Construct a table and graph the equation by plotting points: [latex]y=\frac{1}{2}x+2[/latex].

Show Solution

[latex]x[/latex]	[latex]y=\frac{1}{2}x+2[/latex]	[latex]\left(x,y\right)[/latex]
[latex]-2[/latex]	[latex]y=\frac{1}{2}\left(-2\right)+2=1[/latex]	[latex]\left(-2,1\right)[/latex]
[latex]-1[/latex]	[latex]y=\frac{1}{2}\left(-1\right)+2=\frac{3}{2}[/latex]	[latex]\left(-1,\frac{3}{2}\right)[/latex]
[latex]0[/latex]	[latex]y=\frac{1}{2}\left(0\right)+2=2[/latex]	[latex]\left(0,2\right)[/latex]
[latex]1[/latex]	[latex]y=\frac{1}{2}\left(1\right)+2=\frac{5}{2}[/latex]	[latex]\left(1,\frac{5}{2}\right)[/latex]
[latex]2[/latex]	[latex]y=\frac{1}{2}\left(2\right)+2=3[/latex]	[latex]\left(2,3\right)[/latex]

Using Intercepts to Plot Lines in the Coordinate Plane

The intercepts of a graph are points where the graph crosses the axes. The x-intercept is the point where the graph crosses the x-axis. At this point, the y-coordinate is zero. The y-intercept is the point where the graph crosses the y-axis. At this point, the x-coordinate is zero.

To determine the x-intercept, we set y equal to zero and solve for x. Similarly, to determine the y-intercept, we set x equal to zero and solve for y. For example, lets find the intercepts of the equation [latex]y=3x - 1[/latex].
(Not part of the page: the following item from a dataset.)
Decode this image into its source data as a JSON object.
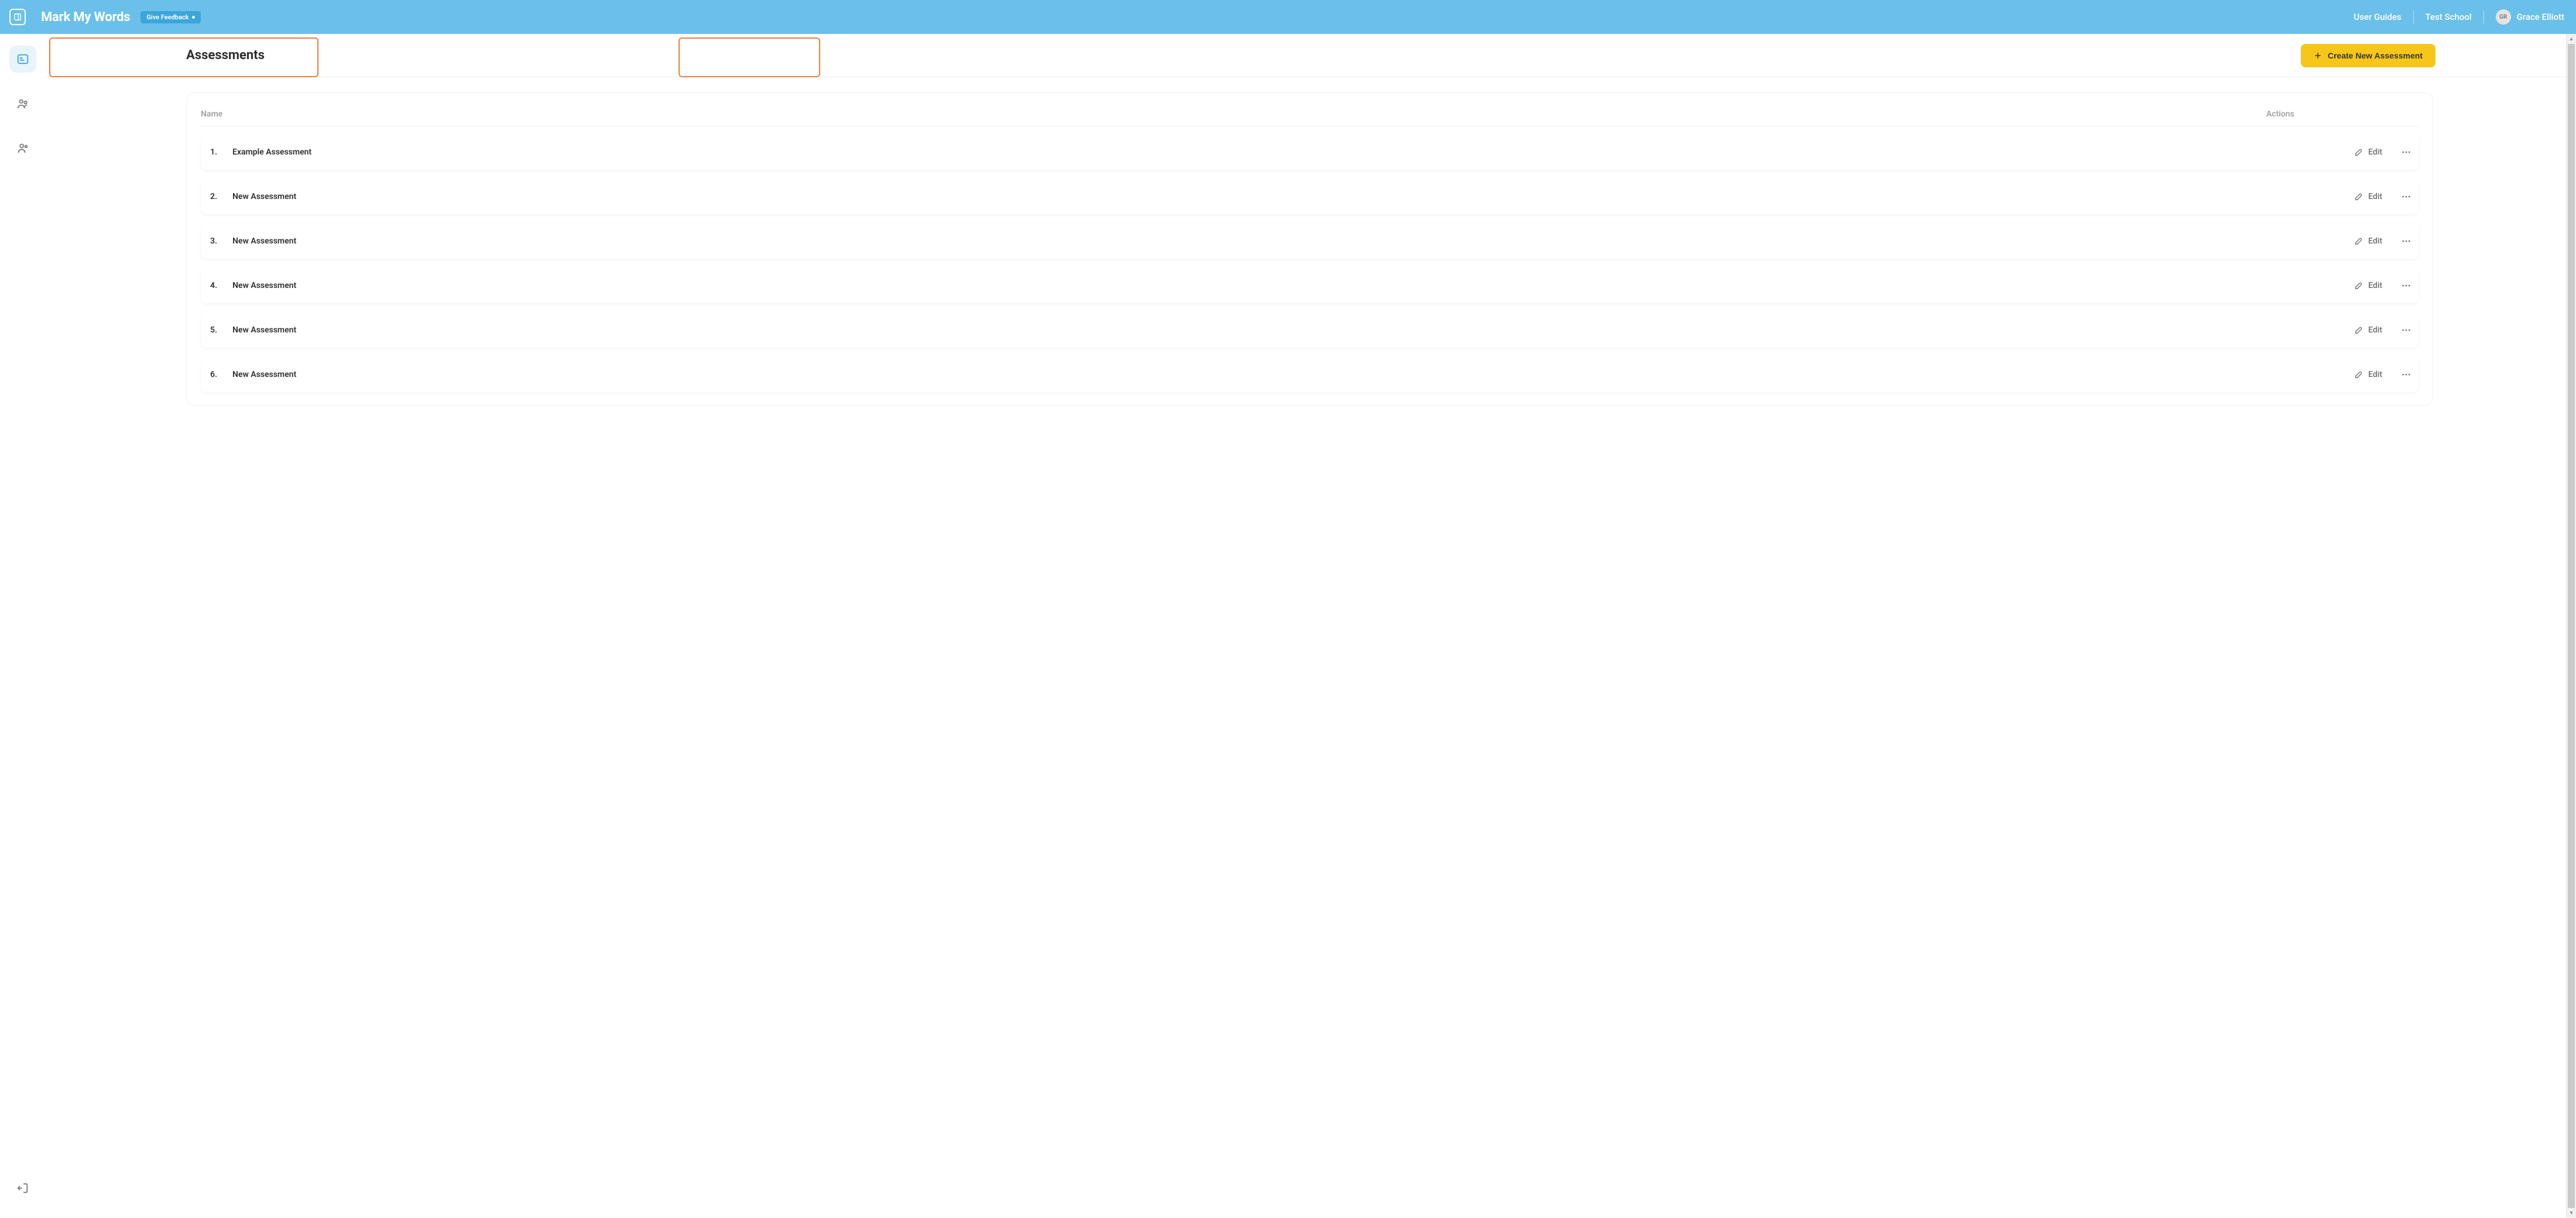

To find the x-intercept, set [latex]y=0[/latex].

To find the y-intercept, set [latex]x=0[/latex].

We can confirm that our results make sense by observing a graph of the equation. Notice that the graph crosses the axes where we predicted it would.
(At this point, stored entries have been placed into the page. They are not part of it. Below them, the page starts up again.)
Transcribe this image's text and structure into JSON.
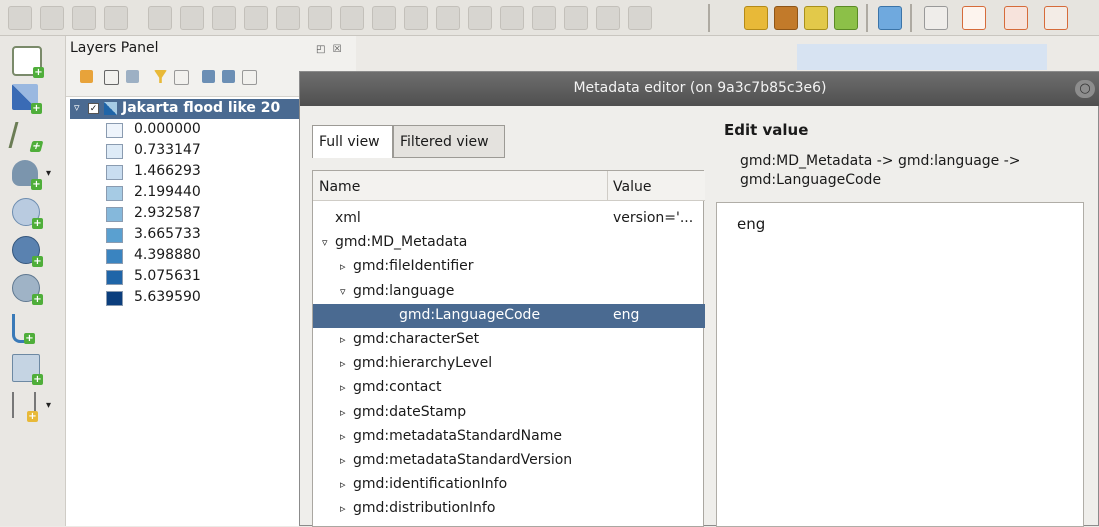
{
  "layers_panel": {
    "title": "Layers Panel",
    "layer_name": "Jakarta flood like 20",
    "legend": [
      {
        "label": "0.000000",
        "color": "#eef4fb"
      },
      {
        "label": "0.733147",
        "color": "#deebf7"
      },
      {
        "label": "1.466293",
        "color": "#c9ddf0"
      },
      {
        "label": "2.199440",
        "color": "#a6cbe4"
      },
      {
        "label": "2.932587",
        "color": "#85b8db"
      },
      {
        "label": "3.665733",
        "color": "#5aa0d0"
      },
      {
        "label": "4.398880",
        "color": "#3a84c0"
      },
      {
        "label": "5.075631",
        "color": "#1f65a8"
      },
      {
        "label": "5.639590",
        "color": "#0b3e7d"
      }
    ]
  },
  "editor": {
    "title": "Metadata editor (on 9a3c7b85c3e6)",
    "tabs": [
      "Full view",
      "Filtered view"
    ],
    "columns": {
      "name": "Name",
      "value": "Value"
    },
    "tree": [
      {
        "name": "xml",
        "value": "version='...",
        "indent": 0,
        "toggle": ""
      },
      {
        "name": "gmd:MD_Metadata",
        "value": "",
        "indent": 0,
        "toggle": "▿"
      },
      {
        "name": "gmd:fileIdentifier",
        "value": "",
        "indent": 1,
        "toggle": "▹"
      },
      {
        "name": "gmd:language",
        "value": "",
        "indent": 1,
        "toggle": "▿"
      },
      {
        "name": "gmd:LanguageCode",
        "value": "eng",
        "indent": 2,
        "toggle": "",
        "selected": true
      },
      {
        "name": "gmd:characterSet",
        "value": "",
        "indent": 1,
        "toggle": "▹"
      },
      {
        "name": "gmd:hierarchyLevel",
        "value": "",
        "indent": 1,
        "toggle": "▹"
      },
      {
        "name": "gmd:contact",
        "value": "",
        "indent": 1,
        "toggle": "▹"
      },
      {
        "name": "gmd:dateStamp",
        "value": "",
        "indent": 1,
        "toggle": "▹"
      },
      {
        "name": "gmd:metadataStandardName",
        "value": "",
        "indent": 1,
        "toggle": "▹"
      },
      {
        "name": "gmd:metadataStandardVersion",
        "value": "",
        "indent": 1,
        "toggle": "▹"
      },
      {
        "name": "gmd:identificationInfo",
        "value": "",
        "indent": 1,
        "toggle": "▹"
      },
      {
        "name": "gmd:distributionInfo",
        "value": "",
        "indent": 1,
        "toggle": "▹"
      }
    ],
    "edit": {
      "title": "Edit value",
      "path": "gmd:MD_Metadata -> gmd:language -> gmd:LanguageCode",
      "value": "eng"
    }
  },
  "colors": {
    "selection": "#4a6a91",
    "titlebar": "#5a5a5a",
    "add_badge": "#4fae3a"
  }
}
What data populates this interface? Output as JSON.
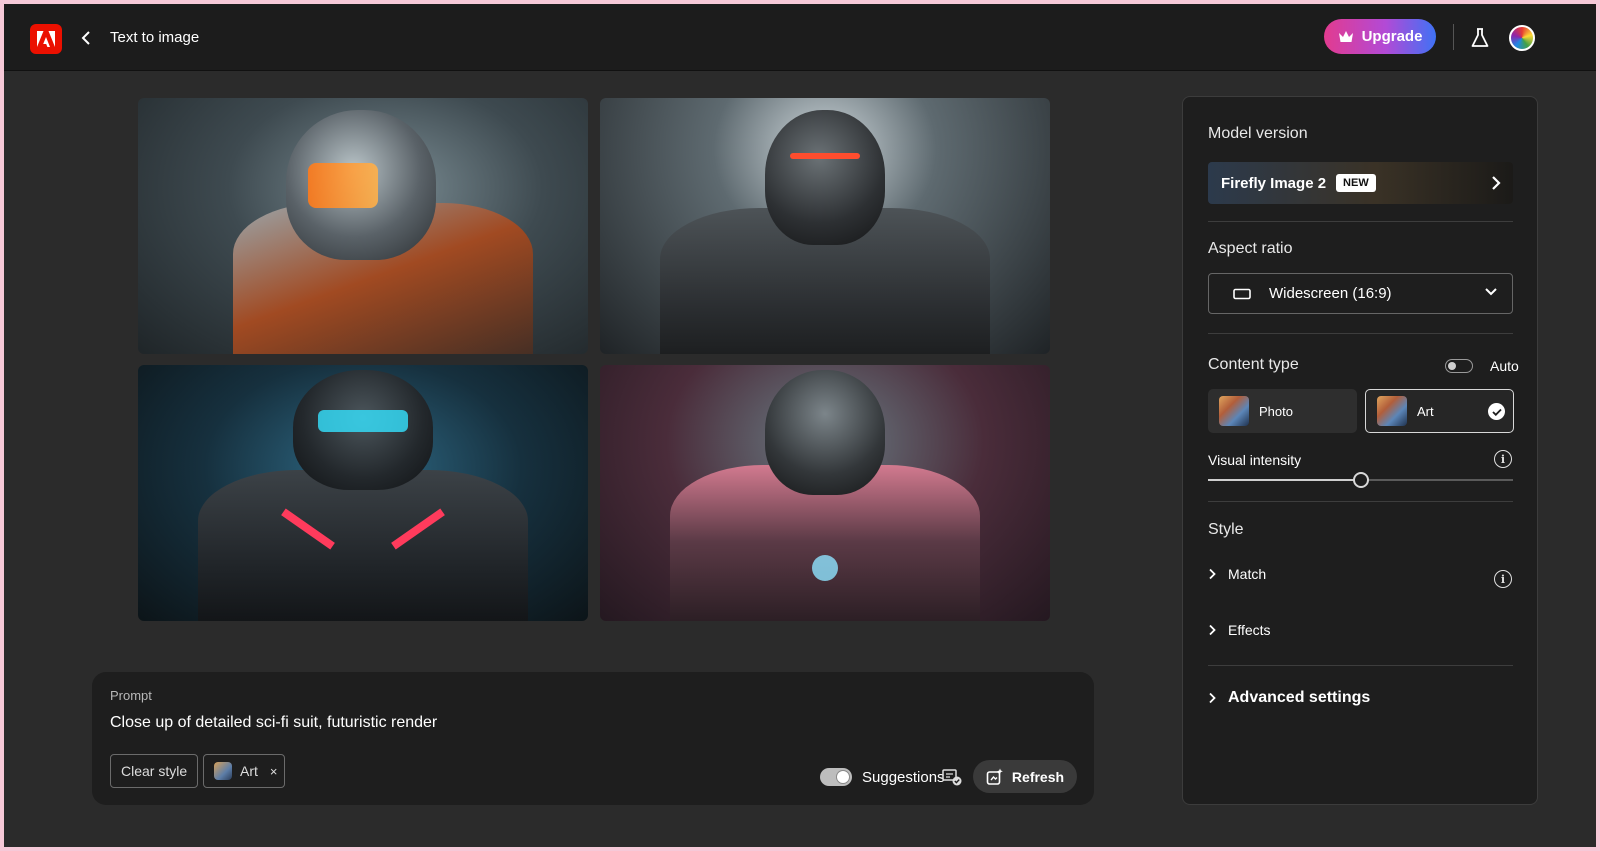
{
  "header": {
    "back_label": "Text to image",
    "upgrade_label": "Upgrade"
  },
  "images": [
    {
      "name": "generated-image-1"
    },
    {
      "name": "generated-image-2"
    },
    {
      "name": "generated-image-3"
    },
    {
      "name": "generated-image-4"
    }
  ],
  "prompt": {
    "label": "Prompt",
    "text": "Close up of detailed sci-fi suit, futuristic render",
    "clear_style_label": "Clear style",
    "style_chip_label": "Art",
    "style_chip_remove": "×",
    "suggestions_label": "Suggestions",
    "suggestions_on": true,
    "refresh_label": "Refresh"
  },
  "sidebar": {
    "model_version": {
      "heading": "Model version",
      "value": "Firefly Image 2",
      "badge": "NEW"
    },
    "aspect_ratio": {
      "heading": "Aspect ratio",
      "selected": "Widescreen (16:9)"
    },
    "content_type": {
      "heading": "Content type",
      "auto_label": "Auto",
      "auto_on": false,
      "options": [
        {
          "label": "Photo",
          "selected": false
        },
        {
          "label": "Art",
          "selected": true
        }
      ]
    },
    "visual_intensity": {
      "label": "Visual intensity",
      "value": 0.5
    },
    "style": {
      "heading": "Style",
      "match_label": "Match",
      "effects_label": "Effects"
    },
    "advanced_label": "Advanced settings"
  },
  "colors": {
    "adobe_red": "#eb1000",
    "upgrade_gradient_start": "#e23b8f",
    "upgrade_gradient_end": "#3f72f5",
    "panel_bg": "#1e1e1e",
    "page_bg": "#2b2b2b"
  }
}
Example: Finding the Intercepts of the Given Equation

Find the intercepts of the equation [latex]y=-3x - 4[/latex]. Then sketch the graph using only the intercepts.

Show Solution

Set [latex]y=0[/latex] to find the x-intercept.
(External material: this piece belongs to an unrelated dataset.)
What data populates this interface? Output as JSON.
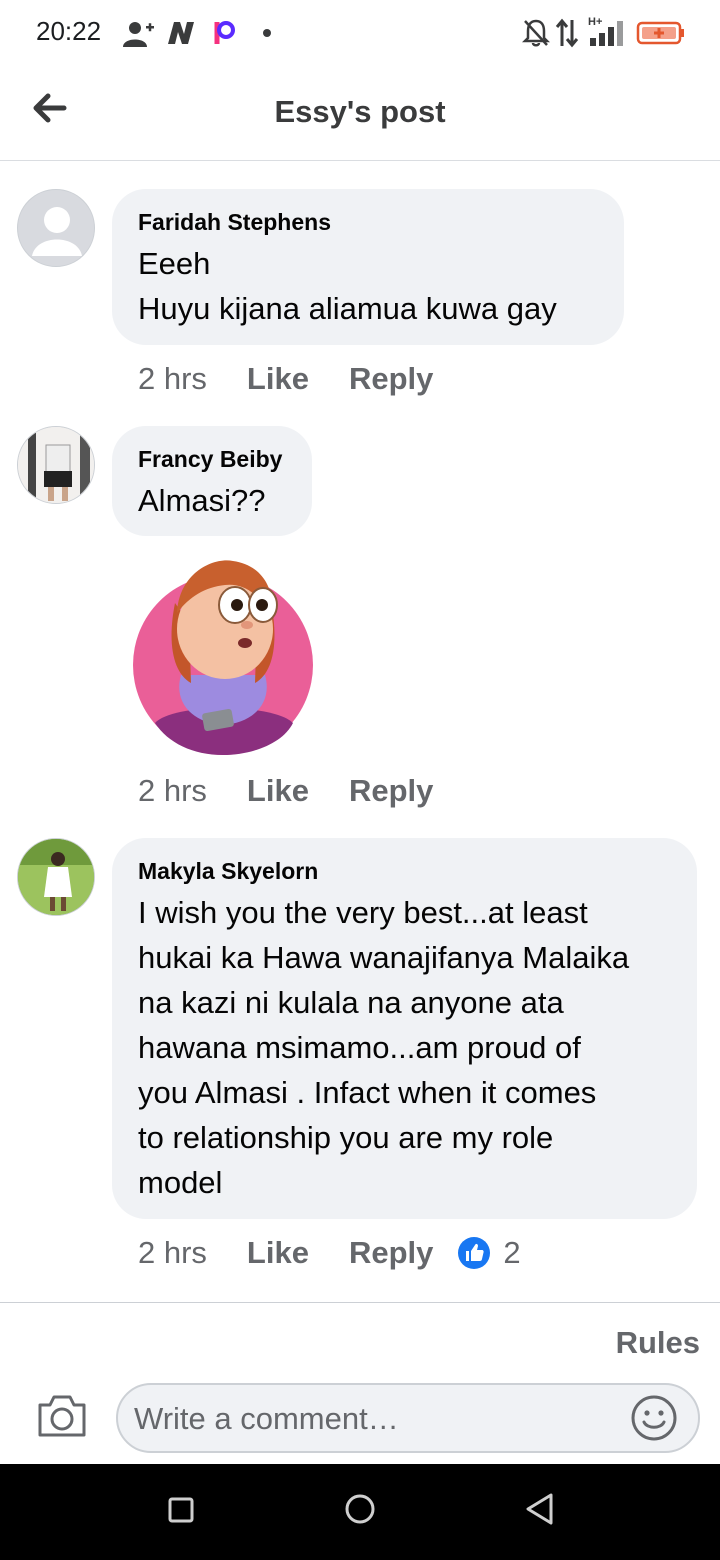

[latex]\begin{array}{l}y=-3x - 4\hfill \\ 0=-3x - 4\hfill \\ 4=-3x\hfill \\ -\frac{4}{3}=x\hfill \\ \left(-\frac{4}{3},0\right)x\text{-intercept}\hfill \end{array}[/latex]

Set [latex]x=0[/latex] to find the y-intercept.

[latex]\begin{array}{l}y=-3x - 4\hfill \\ y=-3\left(0\right)-4\hfill \\ y=-4\hfill \\ \left(0,-4\right)y\text{-intercept}\hfill \end{array}[/latex]

Plot both points and draw a line passing through them.

Try It

Find the intercepts of the equation and sketch the graph: [latex]y=-\frac{3}{4}x+3[/latex].

Show Solution

x-intercept is [latex]\left(4,0\right)[/latex]; y-intercept is [latex]\left(0,3\right)[/latex].

Using a Graphing Utility to Plot Lines

https://www.desmos.com/calculator

https://www.mathway.com/Graph

https://www.symbolab.com/graphing-calculator

The Slope of a Line

The slope of a line refers to the ratio of the vertical change in y over the horizontal change in x between any two points on a line. It indicates the direction in which a line slants as well as its steepness. Slope is sometimes described as rise over run.

If the slope is positive, the line slants upward to the right. If the slope is negative, the line slants downward to the right. As the slope increases, the line becomes steeper. Some examples are shown below. The lines indicate the following slopes: [latex]m=-3[/latex], [latex]m=2[/latex], and [latex]m=\frac{1}{3}[/latex].